Rememoramos as grandes lutas históricas, a exemplo daquela travada em 1º de maio de 1886, em Chicago, EUA, quando trabalhadores por realizarem uma greve geral com objetivo de exigir uma jornada de trabalho de oito horas diárias, foram perseguidos, presos e mortos pelas forças policias. Este fato emblemático da opressão vivida pelo operariado transformou-se na origem de uma data de comemoração e luta de todos os trabalhadores e trabalhadores em nível mundial.
Partindo do pressuposto de que o trabalho continua cumprindo um papel de centralidade na vida contemporânea e pensando o trabalho como expressão fundante do ser humano - definidor de suas diversas formas de sociabilidade -, é necessário trazer também para este contexto as discussões sobre quem é esse trabalhador do século XXI, que não pode ser mais visto apenas como um apêndice de máquinas, mero recurso, mas, sobretudo, como um ser humano na sua integralidade.
A sociedade contemporânea trouxe em seu bojo uma infinidade de transformações sociais, econômicas, políticas e culturais, que produziram mudanças nos modos de ser dos sujeitos e em suas formas de agir na sociedade. Invariavelmente, essas mudanças tiveram implicações, também, no mundo do trabalho.
Esse novo contexto marcado pela flexibilidade, transitoriedade, efemeridade e descontinuidade produziu alterações significativas na relação entre identidade e trabalho. Se antes todos os trabalhadores e trabalhadores eram encerrados no interior do conceito totalizante de classe trabalhadora, atualmente, nos deparamos com o desafio das especificidades, de identidades múltiplas e cambiantes.
Somos trabalhadores e trabalhadoras, mas não deixamos de ser homens, mulheres, gays, lésbicas, transexuais, pais, mães, negros, indígenas, religiosos, ateus, e tantas outras formas de ser e estar no mundo. Portanto, o universo do trabalho não pode retirar de nós mesmos a nossa complexa condição de humanidade, nossa história, raízes, crenças, comportamentos e desejos.

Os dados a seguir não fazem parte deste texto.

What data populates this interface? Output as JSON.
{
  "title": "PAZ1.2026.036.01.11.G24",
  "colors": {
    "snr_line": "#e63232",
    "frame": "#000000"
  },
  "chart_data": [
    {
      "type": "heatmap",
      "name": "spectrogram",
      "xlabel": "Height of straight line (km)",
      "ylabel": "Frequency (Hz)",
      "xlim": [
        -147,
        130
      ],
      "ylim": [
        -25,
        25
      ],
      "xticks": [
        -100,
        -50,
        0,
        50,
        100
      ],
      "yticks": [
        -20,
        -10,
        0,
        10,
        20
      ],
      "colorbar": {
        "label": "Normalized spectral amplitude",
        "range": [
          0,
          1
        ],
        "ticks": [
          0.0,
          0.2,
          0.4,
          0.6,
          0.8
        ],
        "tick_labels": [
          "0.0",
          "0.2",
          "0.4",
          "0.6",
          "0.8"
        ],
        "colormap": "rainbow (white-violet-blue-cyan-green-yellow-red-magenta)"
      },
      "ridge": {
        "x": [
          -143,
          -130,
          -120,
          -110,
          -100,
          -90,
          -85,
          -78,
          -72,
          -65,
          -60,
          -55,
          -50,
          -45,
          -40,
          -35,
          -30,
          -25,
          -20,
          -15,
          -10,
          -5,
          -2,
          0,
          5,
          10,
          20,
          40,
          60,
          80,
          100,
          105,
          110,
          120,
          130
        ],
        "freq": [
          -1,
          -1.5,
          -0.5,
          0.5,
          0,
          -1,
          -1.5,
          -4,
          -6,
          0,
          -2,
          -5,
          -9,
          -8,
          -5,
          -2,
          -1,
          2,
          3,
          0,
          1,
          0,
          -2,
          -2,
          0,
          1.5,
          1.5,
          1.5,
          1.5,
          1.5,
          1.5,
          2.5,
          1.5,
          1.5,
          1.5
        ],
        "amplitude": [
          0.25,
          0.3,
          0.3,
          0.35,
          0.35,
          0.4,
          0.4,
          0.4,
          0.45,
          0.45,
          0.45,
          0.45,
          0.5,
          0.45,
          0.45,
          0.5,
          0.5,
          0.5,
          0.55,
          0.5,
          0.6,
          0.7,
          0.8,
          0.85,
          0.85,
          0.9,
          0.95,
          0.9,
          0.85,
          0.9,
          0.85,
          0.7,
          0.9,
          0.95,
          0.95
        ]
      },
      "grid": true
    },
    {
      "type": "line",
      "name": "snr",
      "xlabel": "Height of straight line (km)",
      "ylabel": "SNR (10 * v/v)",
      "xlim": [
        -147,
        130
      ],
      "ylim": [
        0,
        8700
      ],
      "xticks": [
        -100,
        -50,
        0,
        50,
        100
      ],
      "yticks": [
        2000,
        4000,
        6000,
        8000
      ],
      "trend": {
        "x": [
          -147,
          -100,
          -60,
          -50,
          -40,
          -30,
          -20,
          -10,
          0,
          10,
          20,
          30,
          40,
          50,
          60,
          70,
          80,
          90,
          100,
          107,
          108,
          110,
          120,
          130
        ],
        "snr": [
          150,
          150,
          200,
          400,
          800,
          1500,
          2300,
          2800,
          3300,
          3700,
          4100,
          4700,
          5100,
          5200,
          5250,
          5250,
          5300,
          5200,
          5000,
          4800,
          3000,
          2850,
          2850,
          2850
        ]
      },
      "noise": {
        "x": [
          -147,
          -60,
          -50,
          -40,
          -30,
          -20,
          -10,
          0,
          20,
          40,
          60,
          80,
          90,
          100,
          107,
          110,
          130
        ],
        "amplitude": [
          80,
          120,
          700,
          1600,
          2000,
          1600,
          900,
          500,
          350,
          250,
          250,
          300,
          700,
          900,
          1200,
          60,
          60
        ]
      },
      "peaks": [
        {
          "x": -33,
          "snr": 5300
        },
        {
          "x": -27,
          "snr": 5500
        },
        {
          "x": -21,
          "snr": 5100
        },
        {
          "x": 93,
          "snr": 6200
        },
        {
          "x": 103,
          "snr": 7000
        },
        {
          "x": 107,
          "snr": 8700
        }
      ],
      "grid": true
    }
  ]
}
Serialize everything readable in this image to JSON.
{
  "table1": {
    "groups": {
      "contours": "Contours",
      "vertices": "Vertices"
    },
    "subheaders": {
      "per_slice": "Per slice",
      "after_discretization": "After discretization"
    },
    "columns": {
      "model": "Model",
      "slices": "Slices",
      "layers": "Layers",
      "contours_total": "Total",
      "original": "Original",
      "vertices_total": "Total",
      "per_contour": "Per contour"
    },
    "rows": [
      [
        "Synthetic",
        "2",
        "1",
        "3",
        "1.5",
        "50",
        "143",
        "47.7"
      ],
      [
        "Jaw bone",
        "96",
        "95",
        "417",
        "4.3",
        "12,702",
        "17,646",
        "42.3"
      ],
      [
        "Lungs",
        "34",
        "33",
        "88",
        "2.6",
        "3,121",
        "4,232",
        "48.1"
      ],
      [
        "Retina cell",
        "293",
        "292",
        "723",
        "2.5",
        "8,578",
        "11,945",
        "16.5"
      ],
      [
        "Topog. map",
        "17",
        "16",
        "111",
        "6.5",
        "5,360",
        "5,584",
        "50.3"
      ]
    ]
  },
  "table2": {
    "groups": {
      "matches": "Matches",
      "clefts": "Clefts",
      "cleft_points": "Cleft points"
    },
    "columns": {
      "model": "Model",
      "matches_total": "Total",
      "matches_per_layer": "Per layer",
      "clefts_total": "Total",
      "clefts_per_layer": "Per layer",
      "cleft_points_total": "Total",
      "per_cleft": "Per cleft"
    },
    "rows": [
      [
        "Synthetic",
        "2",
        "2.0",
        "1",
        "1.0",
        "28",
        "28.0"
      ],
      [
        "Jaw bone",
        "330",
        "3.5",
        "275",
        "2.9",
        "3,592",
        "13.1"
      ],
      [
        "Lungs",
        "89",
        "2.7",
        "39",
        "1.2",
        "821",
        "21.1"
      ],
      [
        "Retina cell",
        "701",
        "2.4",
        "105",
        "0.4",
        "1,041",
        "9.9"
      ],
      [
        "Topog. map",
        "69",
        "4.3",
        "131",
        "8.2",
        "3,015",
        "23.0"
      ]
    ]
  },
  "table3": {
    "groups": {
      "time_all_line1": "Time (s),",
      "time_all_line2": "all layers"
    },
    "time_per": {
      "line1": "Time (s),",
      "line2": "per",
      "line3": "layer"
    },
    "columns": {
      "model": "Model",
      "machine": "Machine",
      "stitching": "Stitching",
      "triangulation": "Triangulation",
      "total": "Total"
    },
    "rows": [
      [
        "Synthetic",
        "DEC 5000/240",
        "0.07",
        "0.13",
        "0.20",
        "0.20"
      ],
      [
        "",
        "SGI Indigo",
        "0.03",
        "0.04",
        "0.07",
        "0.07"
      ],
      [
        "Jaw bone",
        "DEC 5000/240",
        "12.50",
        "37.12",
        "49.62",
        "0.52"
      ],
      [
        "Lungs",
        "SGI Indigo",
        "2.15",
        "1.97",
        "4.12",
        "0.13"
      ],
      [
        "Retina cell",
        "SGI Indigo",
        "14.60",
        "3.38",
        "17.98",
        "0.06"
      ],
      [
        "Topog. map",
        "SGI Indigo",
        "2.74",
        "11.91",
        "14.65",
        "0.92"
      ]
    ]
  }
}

Neste aspecto, é fundamental o debate acerca do respeito aos direitos humanos e à diversidade no contexto do mundo trabalho. São recorrentes casos de mulheres que sofrem assédio moral e sexual; de homossexuais alvos de violência, que vão desde a atribuição de tarefas secundárias, até piadas homofóbicas; ou mesmo de negros e negras, historicamente subalternizados. Preconceitos e discriminações produzem enorme sofrimento psíquico, desestruturam as relações e tornam o ambiente de trabalho extremamente insalubre.
Enfrentar essa realidade requer lutar por reconhecimento, pela legitimidade de assumir as identidades que nos constituem enquanto seres humanos, na perspectiva de que o trabalho pode e deve ser um ambiente acolhedor às diversidades, de que é possível ao trabalhador reafirmar sua própria humanidade no trabalho.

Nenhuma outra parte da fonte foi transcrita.